Although transaminase activity is commonly regarded as a measure of liver function or hepatocellular injury, both ALT (cytoplasmic) and AST (cytoplasmic + mitochondrial) are also found in heart muscle, skeletal muscle and kidney19. The AST/ALT ratio (De Ritis ratio) is utilized as an indicator of the aetiology of hepatitis with a ratio <2 suggestive of (acute) viral hepatitis. AST/ALT ratios >2 are seen in newborns (especially following neonatal asphyxia), rhabdomyolysis and muscle injury, fulminant hepatitis or alcoholic hepatitis19. In this study AST/ALT ratio >2 was associated with prolonged ventilation, increased length of PICU admission and elevated CRP (Table 3). It is possible that the elevated AST accounting for this finding was generated from muscle injury or strain – cardiac and/or respiratory skeletal muscle. This group of patients did have more severe disease (prolonged ventilation and PICU admission) and right ventricular strain has been demonstrated in such children ventilated for RSV bronchiolitis7.

Predicted probability of death calculated from PIM scores was higher in children with elevated transaminase levels as compared to those with normal levels. This increased risk of death infers increased disease severity in the elevated transaminase group on admission and supports elevated transaminase levels as a potential additional marker of severity. Only 3 children died over the 11 RSV seasons – too low in any group for mortality to be utilised as a marker for severity.

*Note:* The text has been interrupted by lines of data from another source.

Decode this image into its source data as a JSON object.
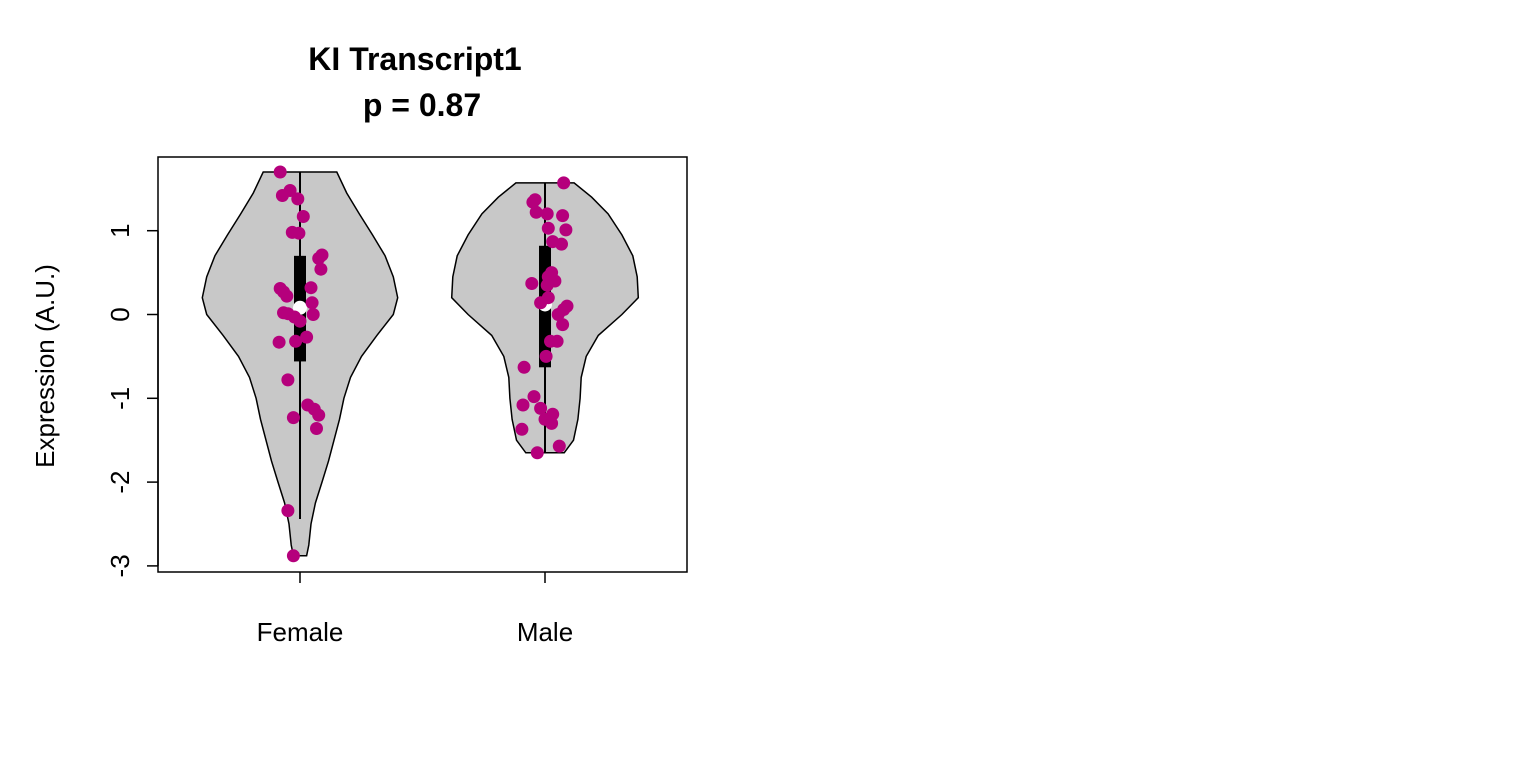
{
  "chart_data": {
    "type": "violin",
    "title": "KI Transcript1",
    "subtitle": "p = 0.87",
    "xlabel": "",
    "ylabel": "Expression (A.U.)",
    "categories": [
      "Female",
      "Male"
    ],
    "y_ticks": [
      1,
      0,
      -1,
      -2,
      -3
    ],
    "ylim": [
      -3.05,
      1.88
    ],
    "violin_fill": "#c8c8c8",
    "point_color": "#b5007c",
    "median_color": "#ffffff",
    "grid": false,
    "legend": "none",
    "groups": [
      {
        "name": "Female",
        "min": -2.88,
        "max": 1.7,
        "whisker_low": -2.44,
        "q1": -0.56,
        "median": 0.08,
        "q3": 0.7,
        "violin_profile": [
          [
            -2.88,
            0.12
          ],
          [
            -2.75,
            0.16
          ],
          [
            -2.5,
            0.2
          ],
          [
            -2.25,
            0.28
          ],
          [
            -2.0,
            0.4
          ],
          [
            -1.75,
            0.52
          ],
          [
            -1.5,
            0.62
          ],
          [
            -1.25,
            0.72
          ],
          [
            -1.0,
            0.8
          ],
          [
            -0.75,
            0.92
          ],
          [
            -0.5,
            1.12
          ],
          [
            -0.25,
            1.4
          ],
          [
            0.0,
            1.7
          ],
          [
            0.2,
            1.78
          ],
          [
            0.45,
            1.7
          ],
          [
            0.7,
            1.55
          ],
          [
            0.95,
            1.32
          ],
          [
            1.2,
            1.08
          ],
          [
            1.45,
            0.85
          ],
          [
            1.7,
            0.67
          ]
        ],
        "points": [
          [
            1.7,
            -0.18
          ],
          [
            1.48,
            -0.09
          ],
          [
            1.42,
            -0.16
          ],
          [
            1.38,
            -0.02
          ],
          [
            1.17,
            0.03
          ],
          [
            0.98,
            -0.07
          ],
          [
            0.97,
            -0.01
          ],
          [
            0.71,
            0.2
          ],
          [
            0.67,
            0.17
          ],
          [
            0.54,
            0.19
          ],
          [
            0.32,
            0.1
          ],
          [
            0.31,
            -0.18
          ],
          [
            0.27,
            -0.15
          ],
          [
            0.22,
            -0.12
          ],
          [
            0.14,
            0.11
          ],
          [
            0.02,
            -0.15
          ],
          [
            0.01,
            -0.11
          ],
          [
            0.0,
            0.12
          ],
          [
            -0.03,
            -0.05
          ],
          [
            -0.08,
            0.0
          ],
          [
            -0.27,
            0.06
          ],
          [
            -0.32,
            -0.04
          ],
          [
            -0.33,
            -0.19
          ],
          [
            -0.78,
            -0.11
          ],
          [
            -1.08,
            0.07
          ],
          [
            -1.13,
            0.13
          ],
          [
            -1.2,
            0.17
          ],
          [
            -1.23,
            -0.06
          ],
          [
            -1.36,
            0.15
          ],
          [
            -2.34,
            -0.11
          ],
          [
            -2.88,
            -0.06
          ]
        ]
      },
      {
        "name": "Male",
        "min": -1.65,
        "max": 1.57,
        "whisker_low": -1.65,
        "q1": -0.63,
        "median": 0.12,
        "q3": 0.82,
        "violin_profile": [
          [
            -1.65,
            0.35
          ],
          [
            -1.5,
            0.52
          ],
          [
            -1.25,
            0.6
          ],
          [
            -1.0,
            0.64
          ],
          [
            -0.75,
            0.66
          ],
          [
            -0.5,
            0.75
          ],
          [
            -0.25,
            0.97
          ],
          [
            0.0,
            1.4
          ],
          [
            0.2,
            1.7
          ],
          [
            0.45,
            1.68
          ],
          [
            0.7,
            1.6
          ],
          [
            0.95,
            1.4
          ],
          [
            1.2,
            1.15
          ],
          [
            1.4,
            0.85
          ],
          [
            1.57,
            0.53
          ]
        ],
        "points": [
          [
            1.57,
            0.17
          ],
          [
            1.37,
            -0.09
          ],
          [
            1.34,
            -0.11
          ],
          [
            1.22,
            -0.08
          ],
          [
            1.2,
            0.02
          ],
          [
            1.18,
            0.16
          ],
          [
            1.03,
            0.03
          ],
          [
            1.01,
            0.19
          ],
          [
            0.87,
            0.07
          ],
          [
            0.84,
            0.15
          ],
          [
            0.5,
            0.06
          ],
          [
            0.45,
            0.03
          ],
          [
            0.4,
            0.09
          ],
          [
            0.37,
            -0.12
          ],
          [
            0.35,
            0.02
          ],
          [
            0.2,
            0.03
          ],
          [
            0.14,
            -0.04
          ],
          [
            0.1,
            0.2
          ],
          [
            0.06,
            0.17
          ],
          [
            0.0,
            0.12
          ],
          [
            -0.12,
            0.16
          ],
          [
            -0.32,
            0.05
          ],
          [
            -0.32,
            0.11
          ],
          [
            -0.5,
            0.01
          ],
          [
            -0.63,
            -0.19
          ],
          [
            -0.98,
            -0.1
          ],
          [
            -1.08,
            -0.2
          ],
          [
            -1.12,
            -0.04
          ],
          [
            -1.19,
            0.07
          ],
          [
            -1.25,
            0.0
          ],
          [
            -1.3,
            0.06
          ],
          [
            -1.37,
            -0.21
          ],
          [
            -1.57,
            0.13
          ],
          [
            -1.65,
            -0.07
          ]
        ]
      }
    ]
  }
}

Without a comparable non-RSV group, it is difficult to assess whether the association of elevated transaminases to severity of disease is a RSV-specific phenomenon or merely reflective of severity of lung parenchymal disease per se. Future studies should include patients with non-RSV lung disease. To establish whether elevated transaminase levels would predict severity of disease in non-ventilated children with RSV bronchiolitis will be more challenging. They are less likely to undergo routine blood sampling and reliable measurements of disease severity would need to be determined.

Conclusions

RSV bronchiolitis was more severe in children admitted with elevated AST levels. This study suggests that early elevated AST levels could be used as a predictor for disease severity in RSV bronchiolitis.